Yamazaki H, Tai H H
Division of Medicinal Chemistry and Pharmacognosy, College of Pharmacy, University of Kentucky, Lexington 40536-0082.
Prostaglandins Leukot Essent Fatty Acids. 1990 May;40(1):51-5. doi: 10.1016/0952-3278(90)90116-3.

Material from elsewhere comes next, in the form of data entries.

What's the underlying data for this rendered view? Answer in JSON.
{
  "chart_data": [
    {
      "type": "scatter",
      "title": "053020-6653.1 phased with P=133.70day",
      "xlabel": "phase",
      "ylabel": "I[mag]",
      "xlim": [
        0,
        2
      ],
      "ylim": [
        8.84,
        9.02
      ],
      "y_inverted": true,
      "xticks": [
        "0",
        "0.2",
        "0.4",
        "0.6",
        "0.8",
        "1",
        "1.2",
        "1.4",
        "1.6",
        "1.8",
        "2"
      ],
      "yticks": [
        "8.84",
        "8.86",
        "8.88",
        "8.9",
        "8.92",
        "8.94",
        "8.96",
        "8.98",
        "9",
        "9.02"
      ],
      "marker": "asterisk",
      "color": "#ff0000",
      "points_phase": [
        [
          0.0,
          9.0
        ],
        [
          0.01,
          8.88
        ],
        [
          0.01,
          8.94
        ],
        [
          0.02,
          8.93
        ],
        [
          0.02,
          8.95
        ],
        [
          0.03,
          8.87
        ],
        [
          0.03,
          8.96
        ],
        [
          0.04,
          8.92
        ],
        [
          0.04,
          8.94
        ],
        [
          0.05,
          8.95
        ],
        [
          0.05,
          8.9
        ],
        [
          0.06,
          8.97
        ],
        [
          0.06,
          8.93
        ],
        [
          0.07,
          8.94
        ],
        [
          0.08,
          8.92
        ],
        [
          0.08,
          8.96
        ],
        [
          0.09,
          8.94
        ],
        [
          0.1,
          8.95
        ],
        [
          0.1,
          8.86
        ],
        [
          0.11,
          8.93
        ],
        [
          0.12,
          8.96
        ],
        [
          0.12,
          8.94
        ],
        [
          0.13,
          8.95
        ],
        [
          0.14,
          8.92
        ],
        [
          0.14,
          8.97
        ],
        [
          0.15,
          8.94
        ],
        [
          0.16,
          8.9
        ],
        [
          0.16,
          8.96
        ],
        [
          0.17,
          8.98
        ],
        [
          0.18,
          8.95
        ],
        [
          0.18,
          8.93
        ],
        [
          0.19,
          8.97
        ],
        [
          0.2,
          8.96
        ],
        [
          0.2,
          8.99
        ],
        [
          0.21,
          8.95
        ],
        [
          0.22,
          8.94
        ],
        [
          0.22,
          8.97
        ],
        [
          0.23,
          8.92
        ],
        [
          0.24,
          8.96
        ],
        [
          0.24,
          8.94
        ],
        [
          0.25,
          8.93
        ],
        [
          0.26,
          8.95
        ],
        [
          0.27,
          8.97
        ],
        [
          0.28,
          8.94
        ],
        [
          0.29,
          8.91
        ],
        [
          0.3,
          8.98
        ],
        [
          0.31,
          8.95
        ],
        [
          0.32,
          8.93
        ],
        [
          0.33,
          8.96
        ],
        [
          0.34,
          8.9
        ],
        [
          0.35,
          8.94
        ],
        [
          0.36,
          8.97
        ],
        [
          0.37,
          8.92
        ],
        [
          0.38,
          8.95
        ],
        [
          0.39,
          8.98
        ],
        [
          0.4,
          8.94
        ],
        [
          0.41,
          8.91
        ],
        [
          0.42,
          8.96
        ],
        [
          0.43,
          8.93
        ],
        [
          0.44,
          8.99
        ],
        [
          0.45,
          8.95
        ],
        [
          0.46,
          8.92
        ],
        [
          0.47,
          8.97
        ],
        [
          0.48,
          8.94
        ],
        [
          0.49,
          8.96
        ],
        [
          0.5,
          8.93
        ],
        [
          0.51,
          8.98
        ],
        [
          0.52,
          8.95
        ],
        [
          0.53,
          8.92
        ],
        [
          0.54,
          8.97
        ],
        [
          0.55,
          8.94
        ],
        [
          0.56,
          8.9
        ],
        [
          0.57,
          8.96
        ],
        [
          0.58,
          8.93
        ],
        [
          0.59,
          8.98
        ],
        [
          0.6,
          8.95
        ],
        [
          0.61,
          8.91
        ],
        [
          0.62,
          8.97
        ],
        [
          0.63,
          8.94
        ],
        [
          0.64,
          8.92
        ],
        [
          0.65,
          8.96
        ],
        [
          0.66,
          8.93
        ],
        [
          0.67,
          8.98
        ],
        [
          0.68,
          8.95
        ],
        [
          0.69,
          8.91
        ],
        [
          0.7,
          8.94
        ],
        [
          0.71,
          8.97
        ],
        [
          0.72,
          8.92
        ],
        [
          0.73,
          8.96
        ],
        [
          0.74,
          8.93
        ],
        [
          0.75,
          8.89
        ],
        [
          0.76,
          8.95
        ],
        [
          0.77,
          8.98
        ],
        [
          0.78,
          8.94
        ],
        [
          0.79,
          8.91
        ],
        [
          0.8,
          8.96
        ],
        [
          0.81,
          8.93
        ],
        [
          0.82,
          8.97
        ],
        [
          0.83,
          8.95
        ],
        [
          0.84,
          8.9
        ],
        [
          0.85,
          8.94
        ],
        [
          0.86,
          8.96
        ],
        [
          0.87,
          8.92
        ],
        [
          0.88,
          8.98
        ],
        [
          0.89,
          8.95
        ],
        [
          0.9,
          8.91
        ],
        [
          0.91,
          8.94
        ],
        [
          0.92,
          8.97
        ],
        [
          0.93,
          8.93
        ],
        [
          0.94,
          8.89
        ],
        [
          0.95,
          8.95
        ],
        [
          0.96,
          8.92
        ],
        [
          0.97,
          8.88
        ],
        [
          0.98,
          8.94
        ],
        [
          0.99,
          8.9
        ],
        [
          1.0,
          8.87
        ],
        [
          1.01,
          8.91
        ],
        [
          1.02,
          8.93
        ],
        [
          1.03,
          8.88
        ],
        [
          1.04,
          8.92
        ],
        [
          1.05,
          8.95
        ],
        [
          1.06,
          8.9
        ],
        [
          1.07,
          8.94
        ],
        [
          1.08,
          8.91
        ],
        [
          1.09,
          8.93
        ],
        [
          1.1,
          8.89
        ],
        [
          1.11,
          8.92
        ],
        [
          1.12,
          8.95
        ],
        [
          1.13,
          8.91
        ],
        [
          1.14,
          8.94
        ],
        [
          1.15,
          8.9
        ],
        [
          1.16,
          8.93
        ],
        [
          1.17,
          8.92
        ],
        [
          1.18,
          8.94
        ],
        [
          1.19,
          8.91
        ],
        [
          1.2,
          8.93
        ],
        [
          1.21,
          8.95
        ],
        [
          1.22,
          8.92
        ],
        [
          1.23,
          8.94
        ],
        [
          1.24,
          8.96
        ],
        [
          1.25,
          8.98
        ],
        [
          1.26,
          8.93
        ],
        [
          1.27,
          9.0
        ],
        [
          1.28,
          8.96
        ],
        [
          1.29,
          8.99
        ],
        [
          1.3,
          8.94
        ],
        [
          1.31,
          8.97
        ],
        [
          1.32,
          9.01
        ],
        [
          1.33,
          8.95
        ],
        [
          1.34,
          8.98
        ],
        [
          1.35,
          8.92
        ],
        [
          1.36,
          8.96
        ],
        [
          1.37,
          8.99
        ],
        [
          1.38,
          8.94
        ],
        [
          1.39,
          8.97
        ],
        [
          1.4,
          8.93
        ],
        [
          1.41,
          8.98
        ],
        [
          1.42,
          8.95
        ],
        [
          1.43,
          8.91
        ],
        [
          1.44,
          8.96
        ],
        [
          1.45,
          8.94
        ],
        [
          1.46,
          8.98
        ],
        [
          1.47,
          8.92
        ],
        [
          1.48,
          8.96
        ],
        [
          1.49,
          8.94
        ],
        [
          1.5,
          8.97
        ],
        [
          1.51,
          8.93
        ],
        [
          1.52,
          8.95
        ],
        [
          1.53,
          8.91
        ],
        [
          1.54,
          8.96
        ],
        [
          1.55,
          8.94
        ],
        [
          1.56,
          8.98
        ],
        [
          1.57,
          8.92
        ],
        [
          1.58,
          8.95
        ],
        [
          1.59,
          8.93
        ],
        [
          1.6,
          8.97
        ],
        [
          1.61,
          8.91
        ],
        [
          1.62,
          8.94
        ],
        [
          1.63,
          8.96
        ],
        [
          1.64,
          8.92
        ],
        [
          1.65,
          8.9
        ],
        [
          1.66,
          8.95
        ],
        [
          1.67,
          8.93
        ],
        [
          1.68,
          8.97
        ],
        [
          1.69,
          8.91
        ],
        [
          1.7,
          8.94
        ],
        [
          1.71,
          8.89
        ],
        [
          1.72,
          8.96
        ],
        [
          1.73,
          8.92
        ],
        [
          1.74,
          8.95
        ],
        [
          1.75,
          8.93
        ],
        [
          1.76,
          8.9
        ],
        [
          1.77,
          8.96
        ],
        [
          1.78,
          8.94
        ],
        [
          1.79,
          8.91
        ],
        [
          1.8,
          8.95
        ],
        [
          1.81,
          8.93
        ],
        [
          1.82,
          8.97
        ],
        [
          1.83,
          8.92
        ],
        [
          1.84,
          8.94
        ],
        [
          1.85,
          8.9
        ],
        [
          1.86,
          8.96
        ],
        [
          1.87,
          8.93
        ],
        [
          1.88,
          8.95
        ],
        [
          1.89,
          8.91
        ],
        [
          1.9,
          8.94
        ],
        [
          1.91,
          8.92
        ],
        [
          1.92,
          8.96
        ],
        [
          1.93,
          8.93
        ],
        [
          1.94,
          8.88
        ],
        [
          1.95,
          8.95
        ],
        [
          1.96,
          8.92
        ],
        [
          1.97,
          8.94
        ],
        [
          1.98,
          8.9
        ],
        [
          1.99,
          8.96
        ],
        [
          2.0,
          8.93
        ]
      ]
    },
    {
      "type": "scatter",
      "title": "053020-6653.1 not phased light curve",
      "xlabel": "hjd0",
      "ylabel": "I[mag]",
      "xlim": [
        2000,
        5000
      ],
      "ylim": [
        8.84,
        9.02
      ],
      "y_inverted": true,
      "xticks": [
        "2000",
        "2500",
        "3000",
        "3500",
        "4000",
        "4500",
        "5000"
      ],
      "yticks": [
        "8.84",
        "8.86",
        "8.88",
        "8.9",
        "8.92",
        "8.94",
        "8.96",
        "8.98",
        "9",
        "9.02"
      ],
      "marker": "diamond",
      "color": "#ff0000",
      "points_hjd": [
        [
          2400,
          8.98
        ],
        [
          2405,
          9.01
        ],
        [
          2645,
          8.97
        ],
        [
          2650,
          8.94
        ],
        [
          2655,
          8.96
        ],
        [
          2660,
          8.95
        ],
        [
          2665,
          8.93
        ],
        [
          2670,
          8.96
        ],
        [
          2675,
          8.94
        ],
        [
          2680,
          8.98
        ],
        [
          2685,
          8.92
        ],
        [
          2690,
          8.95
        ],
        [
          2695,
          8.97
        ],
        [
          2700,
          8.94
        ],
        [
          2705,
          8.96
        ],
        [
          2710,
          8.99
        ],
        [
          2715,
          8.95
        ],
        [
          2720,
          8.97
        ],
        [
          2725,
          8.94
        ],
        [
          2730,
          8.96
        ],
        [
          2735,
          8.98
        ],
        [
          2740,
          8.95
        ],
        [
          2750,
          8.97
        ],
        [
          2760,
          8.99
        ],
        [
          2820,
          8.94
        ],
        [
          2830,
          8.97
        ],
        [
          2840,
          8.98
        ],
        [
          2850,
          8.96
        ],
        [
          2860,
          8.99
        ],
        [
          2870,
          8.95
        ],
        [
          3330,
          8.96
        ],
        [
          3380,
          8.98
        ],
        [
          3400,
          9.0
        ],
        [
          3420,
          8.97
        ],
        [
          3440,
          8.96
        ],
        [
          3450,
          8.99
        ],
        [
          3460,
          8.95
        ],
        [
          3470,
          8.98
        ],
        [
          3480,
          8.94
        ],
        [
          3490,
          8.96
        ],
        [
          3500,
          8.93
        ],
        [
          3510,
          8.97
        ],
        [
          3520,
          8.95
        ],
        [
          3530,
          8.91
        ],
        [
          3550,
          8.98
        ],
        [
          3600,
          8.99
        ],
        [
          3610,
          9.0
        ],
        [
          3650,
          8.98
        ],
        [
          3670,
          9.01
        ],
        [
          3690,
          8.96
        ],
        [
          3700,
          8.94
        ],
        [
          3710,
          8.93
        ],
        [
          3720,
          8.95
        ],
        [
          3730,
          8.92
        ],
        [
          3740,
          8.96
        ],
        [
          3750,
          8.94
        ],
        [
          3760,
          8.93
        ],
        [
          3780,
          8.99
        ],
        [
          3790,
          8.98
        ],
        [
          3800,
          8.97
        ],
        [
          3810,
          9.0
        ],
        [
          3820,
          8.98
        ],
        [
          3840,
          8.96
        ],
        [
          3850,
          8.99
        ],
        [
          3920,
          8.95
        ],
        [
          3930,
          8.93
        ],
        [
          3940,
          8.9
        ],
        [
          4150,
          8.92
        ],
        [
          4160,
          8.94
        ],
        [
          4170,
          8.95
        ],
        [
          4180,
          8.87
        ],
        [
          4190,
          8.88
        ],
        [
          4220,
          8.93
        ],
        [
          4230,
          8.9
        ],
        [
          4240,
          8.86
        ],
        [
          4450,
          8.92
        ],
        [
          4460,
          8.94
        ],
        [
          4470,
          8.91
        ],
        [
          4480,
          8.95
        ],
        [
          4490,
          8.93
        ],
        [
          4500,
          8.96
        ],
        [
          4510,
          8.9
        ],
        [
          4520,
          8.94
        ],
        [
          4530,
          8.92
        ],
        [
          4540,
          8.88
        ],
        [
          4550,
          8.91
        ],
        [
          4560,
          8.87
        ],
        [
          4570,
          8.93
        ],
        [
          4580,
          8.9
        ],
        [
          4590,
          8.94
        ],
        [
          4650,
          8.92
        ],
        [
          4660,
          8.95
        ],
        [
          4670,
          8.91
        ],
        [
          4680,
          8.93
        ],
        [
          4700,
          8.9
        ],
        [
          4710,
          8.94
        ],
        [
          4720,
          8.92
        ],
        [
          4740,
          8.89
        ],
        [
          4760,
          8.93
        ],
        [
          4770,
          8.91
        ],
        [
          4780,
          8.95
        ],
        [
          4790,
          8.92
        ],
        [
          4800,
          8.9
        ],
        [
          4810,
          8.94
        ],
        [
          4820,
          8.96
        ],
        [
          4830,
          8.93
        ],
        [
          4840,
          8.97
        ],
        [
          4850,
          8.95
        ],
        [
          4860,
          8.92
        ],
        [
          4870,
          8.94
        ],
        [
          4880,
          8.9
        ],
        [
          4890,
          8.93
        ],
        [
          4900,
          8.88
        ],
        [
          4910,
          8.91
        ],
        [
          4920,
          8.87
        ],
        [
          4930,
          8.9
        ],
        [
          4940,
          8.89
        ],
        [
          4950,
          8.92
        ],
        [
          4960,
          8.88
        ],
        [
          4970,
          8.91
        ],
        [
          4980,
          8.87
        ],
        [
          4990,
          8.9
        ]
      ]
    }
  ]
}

PMA is known to enhance calcium ionophore A-23187 induced arachidonate release in human neutrophils. Mechanism of enhancement by PMA is not clear. We have found that neutrophils pretreated with PMA showed significant reduction in labeled arachidonate uptake. Decrease in arachidonate uptake following PMA treatment was attributed, at least in part, to inactivation of arachidonoyl CoA synthase and arachidonoyl CoA lysophosphatide acyltransferase, two key enzymes involved in arachidonate incorporation into phospholipids. These results suggest that PMA may induce protein kinase C activation which in turn may cause inactivation of the two enzymes involved in incorporation of arachidonate resulting in greater availability of arachidonate which is liberated by A-23187 for oxygenation and release into extracellular space.
PMA, 4 beta-phorbol 12-myristate 13-acetate; PDD, 4 alpha-phorbol 12,13-didecanoate; TXB2, thromboxane B2; LTB4, leukotriene B4; PC, phosphatidylcholine; LPC, lysophosphatidylcholine; DMSO, dimethylsulfoxide.
已知佛波酯(PMA)可增强钙离子载体A - 23187诱导的人中性粒细胞花生四烯酸释放。PMA增强作用的机制尚不清楚。我们发现,用PMA预处理的中性粒细胞显示标记的花生四烯酸摄取显著减少。PMA处理后花生四烯酸摄取的减少至少部分归因于花生四烯酰辅酶A合成酶和花生四烯酰辅酶A溶血磷脂酰转移酶的失活,这两种关键酶参与花生四烯酸掺入磷脂。这些结果表明,PMA可能诱导蛋白激酶C活化,进而可能导致参与花生四烯酸掺入的两种酶失活,从而使花生四烯酸有更多可利用性,该花生四烯酸由A - 23187释放用于氧化并释放到细胞外空间。
PMA,4β - 佛波醇12 - 肉豆蔻酸酯13 - 乙酸酯;PDD,4α - 佛波醇12,13 - 十二烷酸酯;TXB2,血栓素B2;LTB4,白三烯B4;PC,磷脂酰胆碱;LPC,溶血磷脂酰胆碱;DMSO,二甲基亚砜。